In the interests of transAtlantic lucidity, allow me to throw light on the strata of our aristocracy. “Knight” and “earl" are Anglo-Saxon designations (cniht and eorl). The other ranks, in ascending order—baronet, baron, viscount, marquis, duke—come, as the Latinate names indicate, from the Norman settlement. William the Conqueror rewarded his followers with English land, which meant title. With Henry VIII’s abolition of the monasteries, monastic acres became secular property, with titles to go with it. A title meant nothing without land. There is a species of landowner without title, a member of the landed gentry, who is always a gentleman, entitled to bear arms. William Shakespeare achieved that rank, which was no small thing. The honorific “Sir” was neither here nor there: you were entitled to it if you had a university degree. But “Sir" is nowadays for a knight or a baronet. The baronet passes it on, the knight not. Baronets are no longer being created; the peerage itself (baron upward) has become an uninheritable award for newly created peers, though Denis Thatcher, no doubt for his uncommon services to the realm, is a notable recent exception. Land no longer applies.
Professor Cannadine is not concerned with origins, only with that diminution of the value of property which signaled the decay of the great families. Cannadine is a professor of history at Columbia University, though a Briton by birth. His book is “about a large number of people with various things in common: the grandees and gentry of the British Isles during the century from the 1880s to our own time.”For these people 1894 was the critical year. It saw a dramatic crash in the wheat market, a blow from which many families, heavily invested in wheat, never recovered. It also saw the first levying of “death duties,” or inheritance taxes, on the great landed estates: beginning at eight percent, they would climb to 40 percent by 1919 and to a confiscatory 60 percent by 1939.
Altogether, this is an immense work of learning, whose focus on such objectivities as land and money does not impede the flow of anecdote, or dim the author’s powers as a social psychologist. He writes a brisk prose, and knows when to turn an old phrase; thus he says that some will find his a sad story and others a morality play about “vested interests vanquished. Either way, it may well be that nothing quite became the patricians’ pre-eminence like their leaving of it.”
The frontispiece reproduces a fine painting by Sargent of the Marlborough family as it was in 1905. This, of course, was not one of the ancient tribes of England. The dukedom was created for Jack Churchill, who broke the power of the French, and the family seat, Blenheim, was named for a decisive victory. The title meant nothing without broad acres, but in 1905 their value was in decline and the duke had to marry an American heiress. It is she, Consuelo Vanderbilt, who dominates the picture. Land lost value because British agriculture could no longer compete with imported foodstuffs. If there was coal underneath it, that altered the situation dramatically. If, as with the Duke of Westminster’s estate, the land was metropolitan realty, then wealth became fabulous.

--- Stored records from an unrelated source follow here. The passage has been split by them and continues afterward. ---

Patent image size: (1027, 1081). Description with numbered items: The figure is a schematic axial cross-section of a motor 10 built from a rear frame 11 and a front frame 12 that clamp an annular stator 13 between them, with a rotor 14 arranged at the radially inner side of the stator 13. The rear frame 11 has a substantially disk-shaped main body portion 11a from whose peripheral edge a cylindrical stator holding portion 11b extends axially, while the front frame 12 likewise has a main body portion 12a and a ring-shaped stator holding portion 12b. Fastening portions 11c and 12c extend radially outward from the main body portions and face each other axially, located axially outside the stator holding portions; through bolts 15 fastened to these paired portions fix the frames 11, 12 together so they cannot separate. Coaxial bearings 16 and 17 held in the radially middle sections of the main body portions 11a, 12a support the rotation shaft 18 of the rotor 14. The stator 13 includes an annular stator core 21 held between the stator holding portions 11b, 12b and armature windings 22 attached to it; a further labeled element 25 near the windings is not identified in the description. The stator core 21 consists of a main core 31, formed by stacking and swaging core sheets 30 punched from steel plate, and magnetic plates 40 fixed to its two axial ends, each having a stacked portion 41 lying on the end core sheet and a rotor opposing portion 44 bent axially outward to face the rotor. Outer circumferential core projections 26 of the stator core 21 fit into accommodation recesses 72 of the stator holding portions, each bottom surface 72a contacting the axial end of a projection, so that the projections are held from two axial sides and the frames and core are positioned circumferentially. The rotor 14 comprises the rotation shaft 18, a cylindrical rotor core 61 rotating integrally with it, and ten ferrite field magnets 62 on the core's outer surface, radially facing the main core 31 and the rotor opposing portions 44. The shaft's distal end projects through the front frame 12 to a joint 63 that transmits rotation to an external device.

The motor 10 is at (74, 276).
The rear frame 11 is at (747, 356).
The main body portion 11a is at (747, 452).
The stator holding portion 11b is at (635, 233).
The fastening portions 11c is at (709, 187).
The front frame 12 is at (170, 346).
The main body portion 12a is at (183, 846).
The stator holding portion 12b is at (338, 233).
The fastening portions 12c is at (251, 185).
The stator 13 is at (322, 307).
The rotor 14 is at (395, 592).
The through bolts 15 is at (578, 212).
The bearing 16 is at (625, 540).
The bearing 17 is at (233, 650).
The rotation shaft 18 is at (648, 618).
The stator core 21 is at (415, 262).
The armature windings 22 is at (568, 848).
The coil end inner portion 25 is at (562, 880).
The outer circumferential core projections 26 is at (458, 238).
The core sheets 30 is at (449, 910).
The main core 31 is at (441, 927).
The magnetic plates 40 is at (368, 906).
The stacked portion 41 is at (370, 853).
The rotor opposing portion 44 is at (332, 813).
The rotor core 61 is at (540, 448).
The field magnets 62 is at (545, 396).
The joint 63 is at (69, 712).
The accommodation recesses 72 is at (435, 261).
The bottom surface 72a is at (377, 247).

WHAT EXACTLY was the national utility of these magnates? They governed vast estates and, logically, saw themselves as governors of the nation. The House of Lords, however elected governments try to pack it with specially created political titles, primarily exhibits the power of primogeniture, though it is a power increasingly nominal. There has always been talk of the value of an elected senate, but the lords go on, incisive or drawling patrician voices on radio and television, tempered by the demotic of the newer creations. The aristocracy ran society from their town houses and their country estates. The dowagers arranged dynastic marriages. The embassies were run by lords and so was the army, the navy less, the air force not at all. But the aristocracy’s power has always been commensurate with its landed wealth. When the aristocrats had to compete in the professions, their amateurism, which expensive educations had done nothing to modify, was all too evident.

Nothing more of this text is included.